= Raviart–Thomas basis functions =

Vector basis functions

In applied mathematics, Raviart–Thomas basis functions are vector basis functions used in finite element and boundary element methods. They are regularly used as basis functions when working in electromagnetics. They are sometimes called Rao-Wilton-Glisson basis functions.

The space $\mathrm{RT}_q$ spanned by the Raviart–Thomas basis functions of order $q$ is the smallest polynomial space such that the divergence maps $\mathrm{RT}_q$ onto $\mathrm{P}_q$, the space of piecewise polynomials of order $q$.

==Order 0 Raviart-Thomas Basis Functions in 2D==
In two-dimensional space, the lowest order Raviart Thomas space, $\mathrm{RT}_0$, has degrees of freedom on the edges of the elements of the finite element mesh.

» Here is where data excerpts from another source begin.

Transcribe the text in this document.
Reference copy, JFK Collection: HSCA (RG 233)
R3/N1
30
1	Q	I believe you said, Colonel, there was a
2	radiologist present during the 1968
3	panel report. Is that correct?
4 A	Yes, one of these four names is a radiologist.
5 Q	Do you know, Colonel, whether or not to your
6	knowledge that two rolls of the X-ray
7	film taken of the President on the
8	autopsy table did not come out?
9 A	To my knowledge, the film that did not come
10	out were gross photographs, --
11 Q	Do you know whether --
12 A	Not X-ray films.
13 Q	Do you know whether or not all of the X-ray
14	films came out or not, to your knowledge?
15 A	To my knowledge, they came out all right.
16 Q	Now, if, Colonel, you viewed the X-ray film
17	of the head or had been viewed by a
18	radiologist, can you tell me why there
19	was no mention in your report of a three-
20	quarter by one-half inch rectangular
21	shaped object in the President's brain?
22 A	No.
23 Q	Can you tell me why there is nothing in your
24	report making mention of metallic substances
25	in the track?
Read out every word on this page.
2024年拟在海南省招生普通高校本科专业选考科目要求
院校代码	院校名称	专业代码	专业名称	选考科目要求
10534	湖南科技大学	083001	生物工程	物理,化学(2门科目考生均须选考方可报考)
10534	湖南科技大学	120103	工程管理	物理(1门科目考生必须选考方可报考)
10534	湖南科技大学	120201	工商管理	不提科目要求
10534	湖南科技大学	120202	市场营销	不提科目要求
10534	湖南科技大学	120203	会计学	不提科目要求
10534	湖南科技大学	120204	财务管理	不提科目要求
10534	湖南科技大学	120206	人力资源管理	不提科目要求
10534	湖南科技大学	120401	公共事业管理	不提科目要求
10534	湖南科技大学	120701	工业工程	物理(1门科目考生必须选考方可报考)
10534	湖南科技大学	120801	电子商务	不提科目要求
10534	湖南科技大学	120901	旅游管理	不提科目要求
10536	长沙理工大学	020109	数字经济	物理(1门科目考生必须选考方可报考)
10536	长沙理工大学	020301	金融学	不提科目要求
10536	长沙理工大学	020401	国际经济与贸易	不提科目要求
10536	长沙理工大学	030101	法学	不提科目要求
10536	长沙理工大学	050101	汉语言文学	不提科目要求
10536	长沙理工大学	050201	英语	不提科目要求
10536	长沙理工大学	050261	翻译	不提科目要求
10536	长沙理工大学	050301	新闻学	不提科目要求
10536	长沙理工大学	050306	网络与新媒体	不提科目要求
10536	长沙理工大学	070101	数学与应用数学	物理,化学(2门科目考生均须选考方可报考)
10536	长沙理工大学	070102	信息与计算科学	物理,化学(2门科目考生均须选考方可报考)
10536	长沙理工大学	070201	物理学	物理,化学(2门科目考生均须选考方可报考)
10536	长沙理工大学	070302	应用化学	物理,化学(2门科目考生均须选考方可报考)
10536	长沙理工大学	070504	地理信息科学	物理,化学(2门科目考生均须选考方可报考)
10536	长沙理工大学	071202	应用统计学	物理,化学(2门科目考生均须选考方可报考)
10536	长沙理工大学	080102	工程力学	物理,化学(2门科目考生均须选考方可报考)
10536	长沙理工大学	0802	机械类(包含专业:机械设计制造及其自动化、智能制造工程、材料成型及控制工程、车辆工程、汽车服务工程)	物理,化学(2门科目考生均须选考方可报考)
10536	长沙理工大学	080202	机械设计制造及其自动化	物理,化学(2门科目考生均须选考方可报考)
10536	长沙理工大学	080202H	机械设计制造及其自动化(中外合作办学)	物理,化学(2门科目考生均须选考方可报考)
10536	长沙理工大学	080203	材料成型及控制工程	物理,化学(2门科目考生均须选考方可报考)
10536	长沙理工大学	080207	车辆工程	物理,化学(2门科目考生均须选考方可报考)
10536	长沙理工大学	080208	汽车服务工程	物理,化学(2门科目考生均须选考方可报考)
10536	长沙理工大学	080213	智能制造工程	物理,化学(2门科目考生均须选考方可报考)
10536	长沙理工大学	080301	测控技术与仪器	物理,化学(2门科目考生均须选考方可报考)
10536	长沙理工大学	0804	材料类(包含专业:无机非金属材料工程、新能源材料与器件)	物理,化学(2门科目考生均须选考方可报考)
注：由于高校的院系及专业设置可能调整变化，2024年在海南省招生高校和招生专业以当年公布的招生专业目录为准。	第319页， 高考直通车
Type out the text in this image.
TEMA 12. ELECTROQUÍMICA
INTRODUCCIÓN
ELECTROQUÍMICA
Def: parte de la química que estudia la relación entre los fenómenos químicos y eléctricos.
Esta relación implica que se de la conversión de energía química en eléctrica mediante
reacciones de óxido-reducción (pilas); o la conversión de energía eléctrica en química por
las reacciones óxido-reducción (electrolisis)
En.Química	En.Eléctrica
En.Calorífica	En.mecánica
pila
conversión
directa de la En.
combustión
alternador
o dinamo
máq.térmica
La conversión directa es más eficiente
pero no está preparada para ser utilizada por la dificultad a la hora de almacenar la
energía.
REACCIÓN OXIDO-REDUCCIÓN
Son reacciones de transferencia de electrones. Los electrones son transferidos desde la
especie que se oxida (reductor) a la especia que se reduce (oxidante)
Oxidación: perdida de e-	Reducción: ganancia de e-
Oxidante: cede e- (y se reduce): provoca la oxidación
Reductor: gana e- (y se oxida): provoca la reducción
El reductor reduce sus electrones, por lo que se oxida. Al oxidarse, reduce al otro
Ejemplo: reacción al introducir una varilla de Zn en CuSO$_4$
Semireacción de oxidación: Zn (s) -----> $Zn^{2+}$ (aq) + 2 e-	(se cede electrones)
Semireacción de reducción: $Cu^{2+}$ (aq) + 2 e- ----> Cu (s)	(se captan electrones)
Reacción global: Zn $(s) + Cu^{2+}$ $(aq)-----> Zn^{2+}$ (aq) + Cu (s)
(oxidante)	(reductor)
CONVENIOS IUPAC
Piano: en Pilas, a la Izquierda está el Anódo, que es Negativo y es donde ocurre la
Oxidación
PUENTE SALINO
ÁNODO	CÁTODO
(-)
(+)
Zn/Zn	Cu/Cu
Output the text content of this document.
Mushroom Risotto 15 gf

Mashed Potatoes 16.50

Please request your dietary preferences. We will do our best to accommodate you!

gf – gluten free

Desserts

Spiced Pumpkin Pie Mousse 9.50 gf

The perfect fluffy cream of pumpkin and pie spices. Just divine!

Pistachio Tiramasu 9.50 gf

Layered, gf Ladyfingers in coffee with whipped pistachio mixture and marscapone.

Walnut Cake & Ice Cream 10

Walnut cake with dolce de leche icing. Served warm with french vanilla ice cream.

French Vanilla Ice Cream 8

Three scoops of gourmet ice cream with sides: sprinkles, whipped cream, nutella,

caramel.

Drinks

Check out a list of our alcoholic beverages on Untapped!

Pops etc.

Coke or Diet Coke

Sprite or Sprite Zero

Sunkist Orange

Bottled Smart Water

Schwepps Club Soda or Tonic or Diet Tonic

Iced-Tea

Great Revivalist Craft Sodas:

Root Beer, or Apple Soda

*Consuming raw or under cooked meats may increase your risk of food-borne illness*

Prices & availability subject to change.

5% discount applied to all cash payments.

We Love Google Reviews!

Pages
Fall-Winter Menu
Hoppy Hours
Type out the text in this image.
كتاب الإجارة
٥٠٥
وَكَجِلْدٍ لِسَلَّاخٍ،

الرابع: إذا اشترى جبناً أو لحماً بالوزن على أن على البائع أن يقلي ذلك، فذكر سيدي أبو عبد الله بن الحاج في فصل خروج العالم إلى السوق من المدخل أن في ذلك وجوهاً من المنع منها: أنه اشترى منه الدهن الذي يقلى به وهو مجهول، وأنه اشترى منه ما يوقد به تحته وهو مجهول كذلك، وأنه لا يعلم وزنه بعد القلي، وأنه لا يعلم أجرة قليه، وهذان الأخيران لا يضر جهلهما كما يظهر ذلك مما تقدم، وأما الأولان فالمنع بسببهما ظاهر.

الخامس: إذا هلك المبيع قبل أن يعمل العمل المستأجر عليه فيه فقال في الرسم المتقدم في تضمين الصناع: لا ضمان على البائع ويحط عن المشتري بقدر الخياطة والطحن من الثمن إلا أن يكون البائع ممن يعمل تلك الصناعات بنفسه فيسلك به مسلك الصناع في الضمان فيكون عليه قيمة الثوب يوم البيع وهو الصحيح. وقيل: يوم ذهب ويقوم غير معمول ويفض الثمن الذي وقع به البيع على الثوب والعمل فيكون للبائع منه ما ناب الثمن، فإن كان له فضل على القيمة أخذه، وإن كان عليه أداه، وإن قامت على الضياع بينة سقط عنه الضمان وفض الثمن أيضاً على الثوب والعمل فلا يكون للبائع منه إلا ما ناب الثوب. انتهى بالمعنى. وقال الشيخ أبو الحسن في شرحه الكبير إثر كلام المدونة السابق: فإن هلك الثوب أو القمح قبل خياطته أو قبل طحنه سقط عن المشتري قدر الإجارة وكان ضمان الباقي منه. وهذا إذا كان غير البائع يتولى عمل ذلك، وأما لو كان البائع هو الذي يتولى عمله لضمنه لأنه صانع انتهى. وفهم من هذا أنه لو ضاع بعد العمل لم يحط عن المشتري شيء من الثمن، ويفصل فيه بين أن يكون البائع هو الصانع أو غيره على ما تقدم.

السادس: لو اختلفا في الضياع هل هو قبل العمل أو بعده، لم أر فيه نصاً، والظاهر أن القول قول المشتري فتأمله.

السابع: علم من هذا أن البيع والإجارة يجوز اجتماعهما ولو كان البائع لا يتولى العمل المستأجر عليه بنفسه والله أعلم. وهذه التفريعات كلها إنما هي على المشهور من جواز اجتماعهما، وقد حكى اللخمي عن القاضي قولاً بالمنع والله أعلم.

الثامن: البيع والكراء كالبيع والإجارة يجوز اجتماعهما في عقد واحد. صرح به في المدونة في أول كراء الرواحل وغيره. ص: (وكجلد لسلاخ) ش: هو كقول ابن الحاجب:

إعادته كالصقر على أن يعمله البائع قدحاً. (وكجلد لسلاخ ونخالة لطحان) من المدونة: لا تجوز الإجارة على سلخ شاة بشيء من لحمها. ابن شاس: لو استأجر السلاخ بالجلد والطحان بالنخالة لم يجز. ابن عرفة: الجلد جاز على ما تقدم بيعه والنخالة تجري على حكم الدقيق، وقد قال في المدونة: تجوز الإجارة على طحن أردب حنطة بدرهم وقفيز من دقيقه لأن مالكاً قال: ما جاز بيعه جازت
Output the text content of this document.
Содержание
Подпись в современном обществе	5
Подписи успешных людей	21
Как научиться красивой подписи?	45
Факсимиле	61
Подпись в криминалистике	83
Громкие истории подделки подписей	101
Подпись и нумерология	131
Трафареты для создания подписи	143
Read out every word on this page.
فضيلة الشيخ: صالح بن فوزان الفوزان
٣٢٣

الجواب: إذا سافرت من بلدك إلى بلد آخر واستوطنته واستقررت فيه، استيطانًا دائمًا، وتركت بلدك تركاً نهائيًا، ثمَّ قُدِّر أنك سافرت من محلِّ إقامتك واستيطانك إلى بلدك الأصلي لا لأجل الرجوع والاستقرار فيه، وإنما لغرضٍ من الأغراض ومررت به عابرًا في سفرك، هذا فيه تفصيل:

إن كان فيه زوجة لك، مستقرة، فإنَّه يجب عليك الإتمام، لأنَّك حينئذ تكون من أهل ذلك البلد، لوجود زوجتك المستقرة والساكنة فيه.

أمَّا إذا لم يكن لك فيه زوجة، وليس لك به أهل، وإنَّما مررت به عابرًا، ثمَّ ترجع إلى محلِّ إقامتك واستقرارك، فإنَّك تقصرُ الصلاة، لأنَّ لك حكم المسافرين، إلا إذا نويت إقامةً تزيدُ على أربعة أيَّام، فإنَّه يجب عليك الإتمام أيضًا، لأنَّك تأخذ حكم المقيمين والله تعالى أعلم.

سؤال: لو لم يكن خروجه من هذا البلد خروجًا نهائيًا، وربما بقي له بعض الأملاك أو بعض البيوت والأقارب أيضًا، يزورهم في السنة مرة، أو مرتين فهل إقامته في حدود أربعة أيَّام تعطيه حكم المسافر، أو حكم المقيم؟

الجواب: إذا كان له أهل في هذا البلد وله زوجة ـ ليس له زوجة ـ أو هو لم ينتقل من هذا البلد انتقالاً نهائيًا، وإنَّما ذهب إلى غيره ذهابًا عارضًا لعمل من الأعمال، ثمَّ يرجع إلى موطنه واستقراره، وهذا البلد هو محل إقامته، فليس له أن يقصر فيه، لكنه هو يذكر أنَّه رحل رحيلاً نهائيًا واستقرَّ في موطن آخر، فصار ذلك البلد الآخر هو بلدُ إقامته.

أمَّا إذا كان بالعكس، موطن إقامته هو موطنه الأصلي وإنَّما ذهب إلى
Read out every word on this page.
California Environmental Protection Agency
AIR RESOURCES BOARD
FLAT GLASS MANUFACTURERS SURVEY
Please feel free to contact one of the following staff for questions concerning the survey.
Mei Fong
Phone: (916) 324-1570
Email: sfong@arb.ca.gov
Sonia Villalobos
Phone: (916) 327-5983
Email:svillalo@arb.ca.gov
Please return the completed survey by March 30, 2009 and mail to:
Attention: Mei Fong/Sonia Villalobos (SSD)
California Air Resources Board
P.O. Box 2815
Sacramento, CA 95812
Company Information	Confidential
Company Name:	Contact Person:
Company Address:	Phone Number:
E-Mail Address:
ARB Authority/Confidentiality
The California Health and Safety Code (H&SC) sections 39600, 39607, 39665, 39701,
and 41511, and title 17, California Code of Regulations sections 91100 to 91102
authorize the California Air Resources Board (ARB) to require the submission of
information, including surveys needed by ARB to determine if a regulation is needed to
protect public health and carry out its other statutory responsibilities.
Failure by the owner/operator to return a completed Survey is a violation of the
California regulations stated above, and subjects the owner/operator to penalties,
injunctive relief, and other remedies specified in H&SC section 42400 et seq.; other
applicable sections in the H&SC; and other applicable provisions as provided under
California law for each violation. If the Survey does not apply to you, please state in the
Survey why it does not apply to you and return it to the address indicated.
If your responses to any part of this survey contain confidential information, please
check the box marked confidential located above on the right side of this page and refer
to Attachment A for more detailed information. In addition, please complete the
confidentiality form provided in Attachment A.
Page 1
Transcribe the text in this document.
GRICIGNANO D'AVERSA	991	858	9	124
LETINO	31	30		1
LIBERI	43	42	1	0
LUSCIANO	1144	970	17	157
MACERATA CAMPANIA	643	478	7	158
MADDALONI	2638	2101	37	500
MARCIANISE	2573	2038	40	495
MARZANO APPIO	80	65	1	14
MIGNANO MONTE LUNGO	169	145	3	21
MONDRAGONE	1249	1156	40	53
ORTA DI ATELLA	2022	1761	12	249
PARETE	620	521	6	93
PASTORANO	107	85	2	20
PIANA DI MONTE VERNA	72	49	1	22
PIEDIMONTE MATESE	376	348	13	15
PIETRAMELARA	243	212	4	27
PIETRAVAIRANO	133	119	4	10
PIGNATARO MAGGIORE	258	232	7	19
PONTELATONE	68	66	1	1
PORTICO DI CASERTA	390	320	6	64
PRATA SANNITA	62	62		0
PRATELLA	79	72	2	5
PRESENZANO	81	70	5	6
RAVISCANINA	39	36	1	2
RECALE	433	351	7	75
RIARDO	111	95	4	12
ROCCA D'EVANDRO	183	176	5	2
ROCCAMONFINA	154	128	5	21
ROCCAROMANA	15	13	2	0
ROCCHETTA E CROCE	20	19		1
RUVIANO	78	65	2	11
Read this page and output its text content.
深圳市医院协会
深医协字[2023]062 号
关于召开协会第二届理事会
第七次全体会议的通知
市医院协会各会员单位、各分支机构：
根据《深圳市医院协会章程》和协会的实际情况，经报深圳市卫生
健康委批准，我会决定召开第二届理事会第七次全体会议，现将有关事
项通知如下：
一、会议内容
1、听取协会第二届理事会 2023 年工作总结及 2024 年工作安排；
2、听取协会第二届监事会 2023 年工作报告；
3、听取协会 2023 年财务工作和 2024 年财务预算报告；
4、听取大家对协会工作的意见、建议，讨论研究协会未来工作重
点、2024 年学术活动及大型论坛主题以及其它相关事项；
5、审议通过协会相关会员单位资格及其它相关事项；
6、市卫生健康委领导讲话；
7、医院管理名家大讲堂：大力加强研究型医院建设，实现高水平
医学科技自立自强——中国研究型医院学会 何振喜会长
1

The $n$th edge has an associated basis function defined by

$$\mathbf{f}_n(\mathbf{r})=\left\{\begin{array}{ll}
\frac{l_n}{2A_n^+}(\mathbf{r}-\mathbf{p}_+)\quad&\mathrm{if\ \mathbf{r}\in\ T_+}\\
-\frac{l_n}{2A_n^-}(\mathbf{r}-\mathbf{p}_-)\quad&\mathrm{if\ \mathbf{r}\in\ T_-}\\
\mathbf{0}\quad&\mathrm{otherwise}
\end{array}\right.$$

where $l_n$ is the length of the edge, $T_+$ and $T_-$ are the two triangles adjacent to the edge, $A_n^+$ and $A_n^-$ are the areas of the triangles and $\mathbf{p}_+$ and $\mathbf{p}_-$ are the opposite corners of the triangles.

Sometimes the basis functions are alternatively defined as

$$\mathbf{f}_n(\mathbf{r})=\left\{\begin{array}{ll}
\frac{1}{2A_n^+}(\mathbf{r}-\mathbf{p}_+)\quad&\mathrm{if\ \mathbf{r}\in\ T_+}\\
-\frac{1}{2A_n^-}(\mathbf{r}-\mathbf{p}_-)\quad&\mathrm{if\ \mathbf{r}\in\ T_-}\\
\mathbf{0}\quad&\mathrm{otherwise}
\end{array}\right.$$

with the length factor not included.